HAV and HEV are important causes of acute viral hepatitis and acute liver failure in India. A total of 315 outbreaks of viral hepatitis have been reported from 2010 to 2013 and 99 outbreaks in 2013 alone by Integrated Disease Surveillance Programme (IDSP) to National Centre for Disease Control (NCDC). HAV infection is responsible for 10-30 per cent of acute viral hepatitis and 5-15 per cent of acute liver failure (ALF) cases in India. HEV infection is responsible for 10-40 per cent of acute hepatitis and 15-45 per cent of ALF in India. Acute HEV has inordinately high mortality rate of 15 to 25 per cent in pregnant women in the third trimester.
Spread of viruses causing hepatitis has three components, an infectious source, a susceptible host and an established route of transmission. Various strategies for control of viruses causing hepatitis would include control of infectious source, immunization of the host (susceptible subjects) and interruption of all routes of transmission.
Control of infectious source can be achieved for hepatitis B and C by treating the existing subjects infected with HBV and HCV. However, the cost of treatment for chronic HBV and HCV infections is prohibitive for a large proportion of patients. There is a need to develop a mechanism to provide free drugs to needy patients, in similar lines to National AIDS Control Organization (NACO) providing free HIV drugs to patients infected with HIV, which is one of the most important ways to prevent their further transmission and needs to be implemented on priority.
For hepatitis A and E, there are no specific treatments having a bearing on the control of infectious source. However, safe water and food and awareness on public health measures need to be rapidly implemented.
The other effective strategy is to protect the susceptible host by immunization. Hepatitis B vaccination along with Hepatitis B Immunoglobulin should be administered to babies within 24 hours of birth when mother is hepatitis B infected.
Hepatitis A (HAV) is endemic in India and most of the population is infected asymptomatically in early childhood with lifelong immunity and in highly endemic countries large scale immunization efforts are not recommended.
HEV vaccine is likely to be available soon in India. Pregnant women and patients with cirrhosis would be priority groups for HEV vaccination.

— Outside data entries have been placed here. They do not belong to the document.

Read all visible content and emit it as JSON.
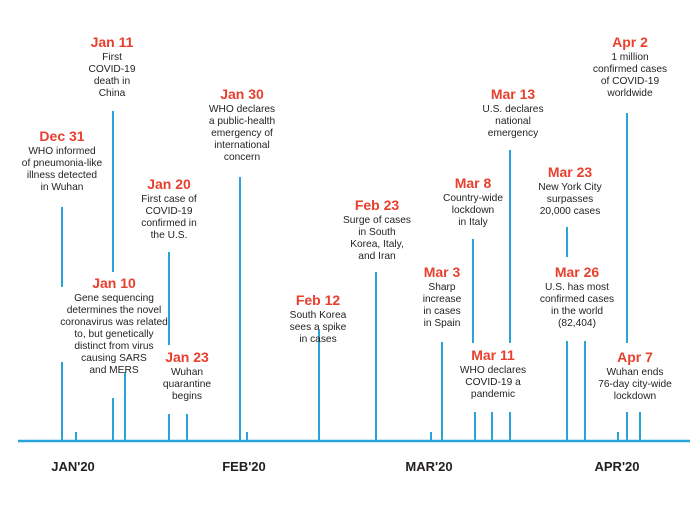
{
  "accent_color": "#e8402e",
  "line_color": "#2aa4d8",
  "months": [
    {
      "label": "JAN'20"
    },
    {
      "label": "FEB'20"
    },
    {
      "label": "MAR'20"
    },
    {
      "label": "APR'20"
    }
  ],
  "events": [
    {
      "date": "Dec 31",
      "text": "WHO informed\nof pneumonia-like\nillness detected\nin Wuhan"
    },
    {
      "date": "Jan 10",
      "text": "Gene sequencing\ndetermines the novel\ncoronavirus was related\nto, but genetically\ndistinct from virus\ncausing SARS\nand MERS"
    },
    {
      "date": "Jan 11",
      "text": "First\nCOVID-19\ndeath in\nChina"
    },
    {
      "date": "Jan 20",
      "text": "First case of\nCOVID-19\nconfirmed in\nthe U.S."
    },
    {
      "date": "Jan 23",
      "text": "Wuhan\nquarantine\nbegins"
    },
    {
      "date": "Jan 30",
      "text": "WHO declares\na public-health\nemergency of\ninternational\nconcern"
    },
    {
      "date": "Feb 12",
      "text": "South Korea\nsees a spike\nin cases"
    },
    {
      "date": "Feb 23",
      "text": "Surge of cases\nin South\nKorea, Italy,\nand Iran"
    },
    {
      "date": "Mar 3",
      "text": "Sharp\nincrease\nin cases\nin Spain"
    },
    {
      "date": "Mar 8",
      "text": "Country-wide\nlockdown\nin Italy"
    },
    {
      "date": "Mar 11",
      "text": "WHO declares\nCOVID-19 a\npandemic"
    },
    {
      "date": "Mar 13",
      "text": "U.S. declares\nnational\nemergency"
    },
    {
      "date": "Mar 23",
      "text": "New York City\nsurpasses\n20,000 cases"
    },
    {
      "date": "Mar 26",
      "text": "U.S. has most\nconfirmed cases\nin the world\n(82,404)"
    },
    {
      "date": "Apr 2",
      "text": "1 million\nconfirmed cases\nof COVID-19\nworldwide"
    },
    {
      "date": "Apr 7",
      "text": "Wuhan ends\n76-day city-wide\nlockdown"
    }
  ]
}
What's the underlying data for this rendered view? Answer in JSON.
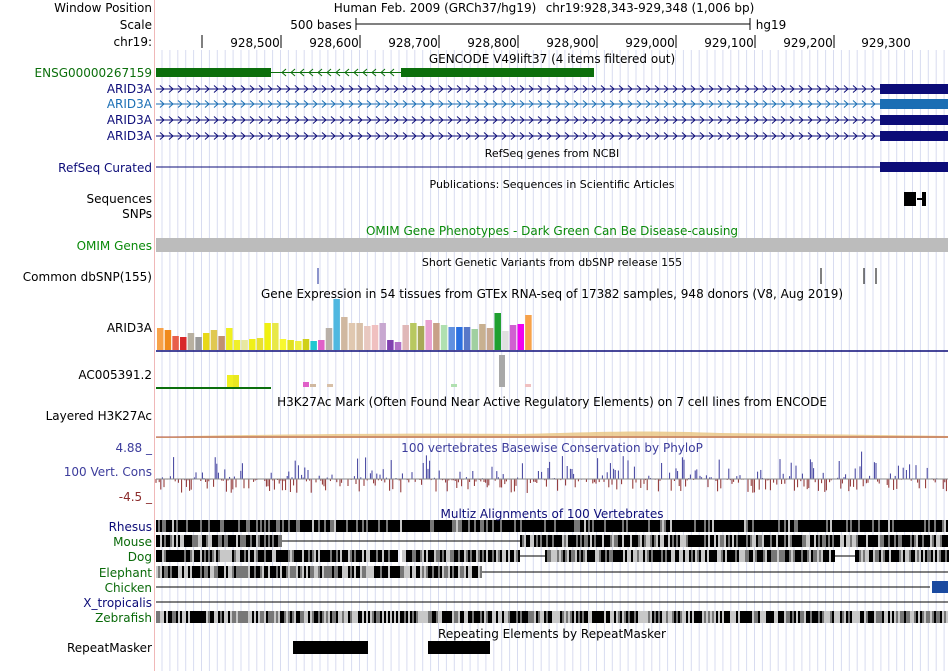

Interruption of transmission of viral hepatitis can be achieved by education and increasing the awareness of the public and medical personnel; improved sanitation and safe drinking water (for HAV/HEV prevention); and emphasizing the importance of safe blood and injections.
Encouraging voluntary testing for Chronic hepatitis ( Hepatitis B and Hepatitis C) can be achieved by increasing the awareness about these viruses to the public.
With a clear plan and execution , eradication of Hepatitis ( Chronic Hepatitis) is possible in next 25 – 30 years.
We would like to do our part in spreading the awareness, Our Programmes would be
1. Emphasizing on improvement of sanitation and safe drinking water.
2. Free screening tests for Hepatitis B and Hepatitis C.
3. Free Counseling for patients with Hepatitis (Chronic Hepatitis).
4. Affordable Treatment initiatives to all patients.